Because the implant lives in the device’s boot and execution flow and re-establishes itself across reboots, firmware updates, and security patches, simply applying a patch without removing the persistence mechanism is insufficient to guarantee a clean device.

Vendor and agency remediation steps and detection guidance

Cisco published a security advisory with mitigations, workarounds for removing the persistence mechanism, and indicators of compromise. The vendor “strongly recommends reimaging and upgrading the device using the fixed releases,” and that guidance covers both devices that are known to be compromised and those presumed not compromised.

For quick detection, administrators are advised to run the command:

show kernel process | include lina_cs

Any output from that command should be treated as confirmation the device is compromised. Cisco notes that a cold restart (disconnecting the device power) can remove the malware if reimaging is not immediately possible, but warns that this alternative carries the risk of database or disk corruption and can lead to boot problems, so it is not recommended.

CISA has also published two YARA rules intended to detect the Firestarter backdoor when scanned against a disk image or a core dump from a device.

What this means for technologists, procurement leads, and affected agencies

  • Technologists and security teams: Verify devices with the suggested kernel-process command, apply the fixed releases, and follow Cisco’s advisory to reimage devices identified as compromised; temporary workarounds like cold restarts may remove the implant but carry operational risk.
  • Procurement and operations leaders in organizations using Cisco Firepower or Secure Firewall with ASA/FTD: Expect vendor guidance to prioritize reimaging and upgrades; devices in production that cannot be immediately reimaged should be handled cautiously because the implant persists across normal patch cycles.
  • Affected federal civilian agencies: CISA’s assessment places at least one compromise in early September 2025 prior to ED 25-03 patching; agencies following that timeline will need to confirm remediation actions and validate device integrity using the provided IoCs and YARA rules.

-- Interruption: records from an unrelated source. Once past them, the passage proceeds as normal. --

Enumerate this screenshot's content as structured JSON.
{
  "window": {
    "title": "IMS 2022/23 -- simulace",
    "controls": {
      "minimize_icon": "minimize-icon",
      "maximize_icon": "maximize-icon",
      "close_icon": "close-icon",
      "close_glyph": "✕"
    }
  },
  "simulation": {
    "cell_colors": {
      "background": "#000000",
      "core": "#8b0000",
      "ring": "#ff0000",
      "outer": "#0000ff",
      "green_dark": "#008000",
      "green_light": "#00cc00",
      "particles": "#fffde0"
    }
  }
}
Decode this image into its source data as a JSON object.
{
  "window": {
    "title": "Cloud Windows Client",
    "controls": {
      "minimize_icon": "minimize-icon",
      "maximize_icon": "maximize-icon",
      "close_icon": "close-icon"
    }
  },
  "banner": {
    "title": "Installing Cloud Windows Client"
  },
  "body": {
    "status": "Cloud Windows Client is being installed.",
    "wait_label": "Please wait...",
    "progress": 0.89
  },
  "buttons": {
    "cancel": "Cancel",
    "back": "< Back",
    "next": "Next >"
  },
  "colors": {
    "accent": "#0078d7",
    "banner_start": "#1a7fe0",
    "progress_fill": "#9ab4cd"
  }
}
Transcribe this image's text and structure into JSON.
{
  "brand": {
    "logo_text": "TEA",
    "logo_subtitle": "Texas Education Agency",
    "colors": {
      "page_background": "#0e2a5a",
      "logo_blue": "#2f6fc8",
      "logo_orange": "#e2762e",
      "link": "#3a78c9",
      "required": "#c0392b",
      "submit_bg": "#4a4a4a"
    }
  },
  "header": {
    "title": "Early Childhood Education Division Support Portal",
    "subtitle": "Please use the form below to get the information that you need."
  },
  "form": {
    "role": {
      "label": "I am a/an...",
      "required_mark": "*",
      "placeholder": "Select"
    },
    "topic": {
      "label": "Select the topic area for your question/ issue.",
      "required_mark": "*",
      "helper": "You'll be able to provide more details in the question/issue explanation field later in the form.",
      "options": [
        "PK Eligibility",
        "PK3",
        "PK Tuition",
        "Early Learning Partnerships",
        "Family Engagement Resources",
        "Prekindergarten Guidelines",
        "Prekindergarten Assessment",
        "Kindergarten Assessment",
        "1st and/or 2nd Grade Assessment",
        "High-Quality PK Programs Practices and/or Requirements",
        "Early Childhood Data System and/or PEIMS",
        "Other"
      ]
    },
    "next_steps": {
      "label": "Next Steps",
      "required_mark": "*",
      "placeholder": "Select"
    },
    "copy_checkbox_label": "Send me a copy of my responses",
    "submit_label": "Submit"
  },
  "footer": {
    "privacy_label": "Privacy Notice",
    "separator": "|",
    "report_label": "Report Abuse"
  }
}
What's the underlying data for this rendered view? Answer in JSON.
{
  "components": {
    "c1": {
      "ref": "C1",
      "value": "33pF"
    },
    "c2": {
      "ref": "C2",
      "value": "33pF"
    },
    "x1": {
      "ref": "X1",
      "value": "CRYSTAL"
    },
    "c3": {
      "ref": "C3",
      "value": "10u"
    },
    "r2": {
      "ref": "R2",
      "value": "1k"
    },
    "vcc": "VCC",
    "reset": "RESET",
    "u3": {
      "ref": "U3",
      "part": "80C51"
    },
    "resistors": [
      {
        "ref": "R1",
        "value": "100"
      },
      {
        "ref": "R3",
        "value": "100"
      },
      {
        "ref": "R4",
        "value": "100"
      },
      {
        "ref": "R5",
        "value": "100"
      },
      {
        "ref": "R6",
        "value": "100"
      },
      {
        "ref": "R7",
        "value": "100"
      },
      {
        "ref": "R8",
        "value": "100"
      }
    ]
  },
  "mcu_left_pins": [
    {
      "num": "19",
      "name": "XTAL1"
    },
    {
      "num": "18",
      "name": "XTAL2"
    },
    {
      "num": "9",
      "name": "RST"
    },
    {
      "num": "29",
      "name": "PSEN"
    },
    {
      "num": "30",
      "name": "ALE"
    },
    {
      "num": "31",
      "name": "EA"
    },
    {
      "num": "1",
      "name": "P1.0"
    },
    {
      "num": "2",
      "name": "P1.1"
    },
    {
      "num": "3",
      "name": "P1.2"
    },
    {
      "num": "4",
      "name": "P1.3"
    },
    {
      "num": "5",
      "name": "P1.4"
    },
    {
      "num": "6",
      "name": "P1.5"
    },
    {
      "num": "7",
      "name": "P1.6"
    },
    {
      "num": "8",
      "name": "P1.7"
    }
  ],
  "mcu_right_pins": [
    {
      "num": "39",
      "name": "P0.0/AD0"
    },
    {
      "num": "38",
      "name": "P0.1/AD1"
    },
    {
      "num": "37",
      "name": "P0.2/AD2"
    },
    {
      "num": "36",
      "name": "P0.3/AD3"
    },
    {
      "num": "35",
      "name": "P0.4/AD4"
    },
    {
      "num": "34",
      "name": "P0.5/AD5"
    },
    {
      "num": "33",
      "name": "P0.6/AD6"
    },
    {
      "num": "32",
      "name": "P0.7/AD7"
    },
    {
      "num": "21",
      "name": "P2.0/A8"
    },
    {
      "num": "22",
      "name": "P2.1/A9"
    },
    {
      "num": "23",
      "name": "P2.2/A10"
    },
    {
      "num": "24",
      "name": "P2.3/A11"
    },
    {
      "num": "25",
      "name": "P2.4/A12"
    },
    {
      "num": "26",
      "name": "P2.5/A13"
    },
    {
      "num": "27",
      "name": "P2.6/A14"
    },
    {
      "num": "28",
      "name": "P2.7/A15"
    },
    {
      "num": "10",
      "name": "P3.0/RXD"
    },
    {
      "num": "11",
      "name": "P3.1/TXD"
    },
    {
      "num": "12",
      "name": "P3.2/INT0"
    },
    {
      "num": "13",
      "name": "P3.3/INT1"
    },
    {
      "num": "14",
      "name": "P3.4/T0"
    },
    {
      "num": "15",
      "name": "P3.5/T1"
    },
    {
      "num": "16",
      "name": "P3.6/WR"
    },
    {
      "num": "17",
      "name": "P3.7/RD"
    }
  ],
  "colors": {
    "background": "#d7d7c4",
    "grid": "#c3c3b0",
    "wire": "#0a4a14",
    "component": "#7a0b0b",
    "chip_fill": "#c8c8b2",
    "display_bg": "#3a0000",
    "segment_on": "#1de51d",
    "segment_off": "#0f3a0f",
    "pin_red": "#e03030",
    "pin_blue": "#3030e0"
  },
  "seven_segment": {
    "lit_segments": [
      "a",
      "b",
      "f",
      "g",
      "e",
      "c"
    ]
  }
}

Firestarter is notable not just for what it does — act as a memory-resident backdoor triggered by a crafted WebVPN request — but for how it behaves: it hides inside the vendor’s own control process and is written to survive the very updates meant to stop it. The joint CISA–NCSC analysis, Cisco Talos’ technical reporting, Cisco’s advisory, and the practical detection and remediation steps now in circulation give operators a specific playbook to follow, even as questions remain about what attacker payloads were used in the wild. The immediate next step for any team responsible for ASA or FTD devices is straightforward: run the diagnostic command, treat any positive output as a compromise, and reimage using the fixed releases Cisco has provided.